I can get approximate 2x fast render with Blender 2.80. But I can not measure this values with lite scenes.
I just gave the bmw benchmark some quick runs.
5960X at 4.2GHz cpu benchmark ~3 1/2 minutes (I didn’t keep notes on that)
gtx 1070 256x256: 1’ 48"
128x128: 1’ 33"
64x64: 1’ 29"
32x32: 1’ 28"
16x16: 1’ 29"
cpu+gpu 32x32: 1’ 10"
Thanks. So you have expected results of actual render improvements on the GPU wiht smaller and smaller tiles… And better when CPU is added.
Ok, i’ll try to downgrade my drivers for AMD and see if that is the case. I expect that is as the new RX 5700xt had OpenCL issues with last drivers and now they “patched it”.
I have tested couple of demo scenes with 3700x and Radeon VII and compared them with the results mentioned below:
They were a little faster in my tests, very close though.
But, regarding to hybrid rendering, it doesn’t work in every scene I suppose, especially for OpenCL.
My results:
BMW
GPU: 74s
GPU+CPU: 72s
CPU: 173s
Classroom
GPU: 80s
GPU+CPU: 122s
CPU: 255s
Pavillon
GPU: 194s
GPU+CPU: 127s
CPU:270s
Maybe we should report this issue. I am not totally sure.
You cannot measure render performance with small render times like these. Because, Cycles need preperation time before start rendering. This values always mislead you. Example, if you get 72 sec, then maybe 30 sec used for preperation, for another render maybe used 40 sec, who know? This preperation times are variable and mostly use CPU. You must use heavy scenes and take long renders for true results (minimum 5, 10, 20 minute etc)…
Can’t you see estimated preparation time? Certainly not more than 4-5 seconds for the demo scenes. I understand your concern however I got similar results even if in some of my projects.
First, small render tiems, that still gives way more information and permitts various retests. So the BMW 2car scene is sufficient, as I have already confirmed that dual GPU is broken.
Now main thing is to test at various tile settings.
for me I tested as following
Started first run, but ignored the inital result as the kernel required compilation time. All following renders (while Blender is not restarted) will not recomplie the kernel.

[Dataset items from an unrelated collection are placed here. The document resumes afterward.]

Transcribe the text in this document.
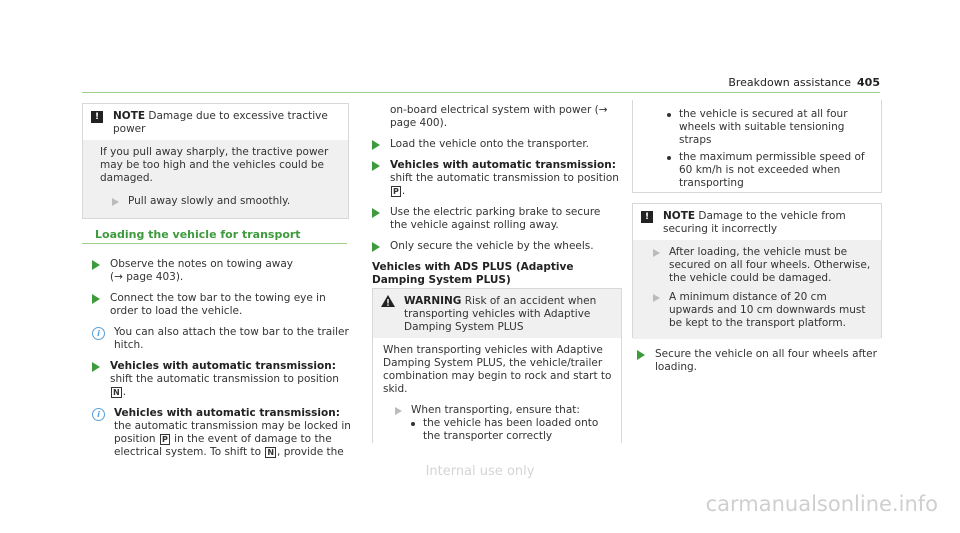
Breakdown assistance 405
!	NOTE Damage due to excessive tractive power
If you pull away sharply, the tractive power may be too high and the vehicles could be damaged.
Pull away slowly and smoothly.
Loading the vehicle for transport
Observe the notes on towing away
(→ page 403).
Connect the tow bar to the towing eye in order to load the vehicle.
i	You can also attach the tow bar to the trailer hitch.
Vehicles with automatic transmission: shift the automatic transmission to position N .
i	Vehicles with automatic transmission: the automatic transmission may be locked in position P in the event of damage to the electrical system. To shift to N , provide the
on-board electrical system with power (→ page 400).
Load the vehicle onto the transporter.
Vehicles with automatic transmission: shift the automatic transmission to position P .
Use the electric parking brake to secure the vehicle against rolling away.
Only secure the vehicle by the wheels.
Vehicles with ADS PLUS (Adaptive Damping System PLUS)
WARNING Risk of an accident when transporting vehicles with Adaptive Damping System PLUS
When transporting vehicles with Adaptive Damping System PLUS, the vehicle/trailer combination may begin to rock and start to skid.
When transporting, ensure that:
the vehicle has been loaded onto the transporter correctly
the vehicle is secured at all four wheels with suitable tensioning straps
the maximum permissible speed of 60 km/h is not exceeded when transporting
!	NOTE Damage to the vehicle from securing it incorrectly
After loading, the vehicle must be secured on all four wheels. Otherwise, the vehicle could be damaged.
A minimum distance of 20 cm upwards and 10 cm downwards must be kept to the transport platform.
Secure the vehicle on all four wheels after loading.
Internal use only
carmanualsonline.info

Single and Mulit GPU at 256x256, 128x128, 64x64, 32x32, 16x16 tile settings.
Expectations are that render times should be similar.
Reality, noticable slowdowns
This has direct impact on CPU+GPU render mix.
So, you can FULLY get sufficient measures of Reder Performance with these scenes.
If I get more confirmation I’ll be raising a ticket this week.
So, this is a good example of correct scaling as Birdnamnam had (using CUDA) vs what I’m seeing (using OpenCL)
@egementncr, can you test just BMW at the 5 settings below on your Radone VII. Just GPU testing. I just need a confirmation if you get worse and worse scaling like me or if you have the correct scaling.
This not show bad scaling. These are two different graphics cards, different architecture, different capabilities, different chipsets… What is Vega’s 16x16 texture processing capability? Or what is CPU and GPU data bus capability? Vega use HBM2, Geforce use GDDR5 graphics memory. These are different architectures, not same.
few months back, my scaling on my VEGA was nearly identical to the GTX 1070 listed above.
Blender’s internal testing showed Vega on par with the GTX 1080
You are not providing anything of value to the post, and stating incorrect facts, potentially indicating a troll. If you are unsure about what you ware writing, I recommend you do not, else I’ll flag you to the admin.
2.79 builds after “C” release had the CPU+GPU available since late 2017, and it worked perfectly, way before 2.8 was released.
And Alpha/Beta 2.8 when I tested also worked perfectly on scaling
This indicates that “recently” some optimizations were done in blender 2.8, were a bug was introduced that is causing significant performance REGRESSIONS for OPENCL compute rendering.